Incorrigibles maladroits que nous sommes ! Toujours nous cherchons "autour" : nous cherchons la circonstance autour de Jésus qui va nous permettre de le comprendre, nous cherchons le signe au-dehors de lui qui va nous permettre de croire en lui, nous cherchons à le situer et à l'expliquer par des repères extérieurs à lui. Certes, il y a un temps pour s'approcher, pour considérer les circonstances, les signes, les repères. Mais la foi commence lorsque le regard se détache de toutes ces choses autour et s'attache à celui qui au centre, parle, et qui simplement est là, lui-même : "Croyez-m'en ! je suis dans le Père et le Père est en moi. Du moins, croyez-le à cause des œuvres" (Jn 14,11) (...) c'est à sa seule parole que Jésus veut que nous suspendions notre foi, parce qu'il ne peut justement pas en être autrement s'il est vraiment Celui qu'il dit être.
Voici qui explique de façon suprême le décousu, la brièveté, la sobriété de l’Évangile : Jésus n'apporte jamais rien d'autre que lui-même. En furent déconcertés, irrités et égarés, ceux qui attendaient du Messie qu'il apporte d'abord quelque chose. Il n'apporte rien, il vient ! Cela se voit assez dans la nudité de Bethléem : toute la religion chrétienne est fondée sur cet événement qui déroute tout sentiment religieux et déboute toute autre religion. Jésus n'apporte rien que le mystère qu'il est, venant dans le monde. [le mystère n'est pas à entendre comme quelque chose d'incompréhensible, d'ésotérique mais comme quelque chose -ici la connaissance de Jésus-Christ - dont la profondeur est infinie, comme un océan sans rivage. Note de l'auteur de ce blog]

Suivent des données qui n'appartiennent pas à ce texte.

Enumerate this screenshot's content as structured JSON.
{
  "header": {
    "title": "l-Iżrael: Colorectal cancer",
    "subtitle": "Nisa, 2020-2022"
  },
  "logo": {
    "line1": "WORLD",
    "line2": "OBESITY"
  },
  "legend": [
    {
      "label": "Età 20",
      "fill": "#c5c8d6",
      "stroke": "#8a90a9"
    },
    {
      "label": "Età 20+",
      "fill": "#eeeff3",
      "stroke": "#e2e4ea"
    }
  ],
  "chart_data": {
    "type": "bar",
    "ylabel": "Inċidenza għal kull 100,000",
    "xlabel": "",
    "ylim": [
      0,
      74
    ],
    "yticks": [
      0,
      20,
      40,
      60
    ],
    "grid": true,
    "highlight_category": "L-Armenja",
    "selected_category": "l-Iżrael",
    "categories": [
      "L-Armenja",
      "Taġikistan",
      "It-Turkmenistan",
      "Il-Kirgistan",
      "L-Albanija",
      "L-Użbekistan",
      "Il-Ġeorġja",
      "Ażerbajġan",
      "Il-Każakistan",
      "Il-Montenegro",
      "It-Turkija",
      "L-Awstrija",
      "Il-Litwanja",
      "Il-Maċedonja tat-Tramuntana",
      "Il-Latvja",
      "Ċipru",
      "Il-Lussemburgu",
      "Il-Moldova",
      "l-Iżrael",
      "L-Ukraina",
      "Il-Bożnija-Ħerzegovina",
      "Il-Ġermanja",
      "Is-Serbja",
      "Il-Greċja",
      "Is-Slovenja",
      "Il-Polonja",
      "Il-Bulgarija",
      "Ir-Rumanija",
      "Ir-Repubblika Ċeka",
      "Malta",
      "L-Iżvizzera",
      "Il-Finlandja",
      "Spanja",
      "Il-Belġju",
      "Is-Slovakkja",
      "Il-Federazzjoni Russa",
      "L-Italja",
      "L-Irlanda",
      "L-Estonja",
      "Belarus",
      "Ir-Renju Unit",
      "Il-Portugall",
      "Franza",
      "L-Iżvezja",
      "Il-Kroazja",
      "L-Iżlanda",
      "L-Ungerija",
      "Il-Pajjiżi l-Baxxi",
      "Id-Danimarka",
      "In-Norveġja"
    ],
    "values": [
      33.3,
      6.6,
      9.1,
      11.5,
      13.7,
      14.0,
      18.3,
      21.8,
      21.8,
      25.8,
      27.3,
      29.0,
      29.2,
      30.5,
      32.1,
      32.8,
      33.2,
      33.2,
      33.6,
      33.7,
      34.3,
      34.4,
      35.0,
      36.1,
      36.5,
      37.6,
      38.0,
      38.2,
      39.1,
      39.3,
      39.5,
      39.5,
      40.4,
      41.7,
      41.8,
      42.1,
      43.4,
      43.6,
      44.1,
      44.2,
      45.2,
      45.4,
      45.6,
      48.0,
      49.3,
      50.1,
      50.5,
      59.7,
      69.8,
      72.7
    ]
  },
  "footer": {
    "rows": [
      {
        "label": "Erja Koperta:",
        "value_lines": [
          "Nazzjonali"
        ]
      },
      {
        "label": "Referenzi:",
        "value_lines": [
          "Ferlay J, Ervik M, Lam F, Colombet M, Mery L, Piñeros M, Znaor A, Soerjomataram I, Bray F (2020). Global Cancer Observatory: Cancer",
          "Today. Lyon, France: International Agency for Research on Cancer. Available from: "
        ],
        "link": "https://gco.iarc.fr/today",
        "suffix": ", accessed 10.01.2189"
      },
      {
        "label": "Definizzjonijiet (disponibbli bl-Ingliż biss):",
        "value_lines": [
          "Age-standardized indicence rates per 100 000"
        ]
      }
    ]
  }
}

Jésus révèle le Père, et seul il peut le révéler, non comme un messager qui ne serait que le porteur d'une nouvelle confiée par un autre et étrangère à lui, mais comme celui qui est à la fois le "teneur" du message, et sa teneur. Jésus nous révèle le Père, et seul il peut le révéler, non pas en nous l'expliquant du dehors, fort d'on ne sait quelle science théologique transcendante, mais en existant simplement et en plénitude de son existence de Fils, en respirant simplement et en plénitude sa conscience d'être Fils. (...) C'est pourquoi, à la question de Philippe qui lui dit : " Montre-nous le Père, et cela nous suffit ", il répond : " Voilà si longtemps que je suis avec vous, et tu ne me connais pas, Philippe ? " Qui m'a vu a vu le Père " (Jn 14,8-9). Ne nous moquons pas de Philippe, car sa question est la nôtre...(...) Il y a une demi-méconnaissance du Christ qui fait partie de nos déficiences de croyants. Il y a une insensibilité à sa filiation divine qui nous empêche de connaître vraiment le Père : " Voilà si longtemps que je suis avec vous..."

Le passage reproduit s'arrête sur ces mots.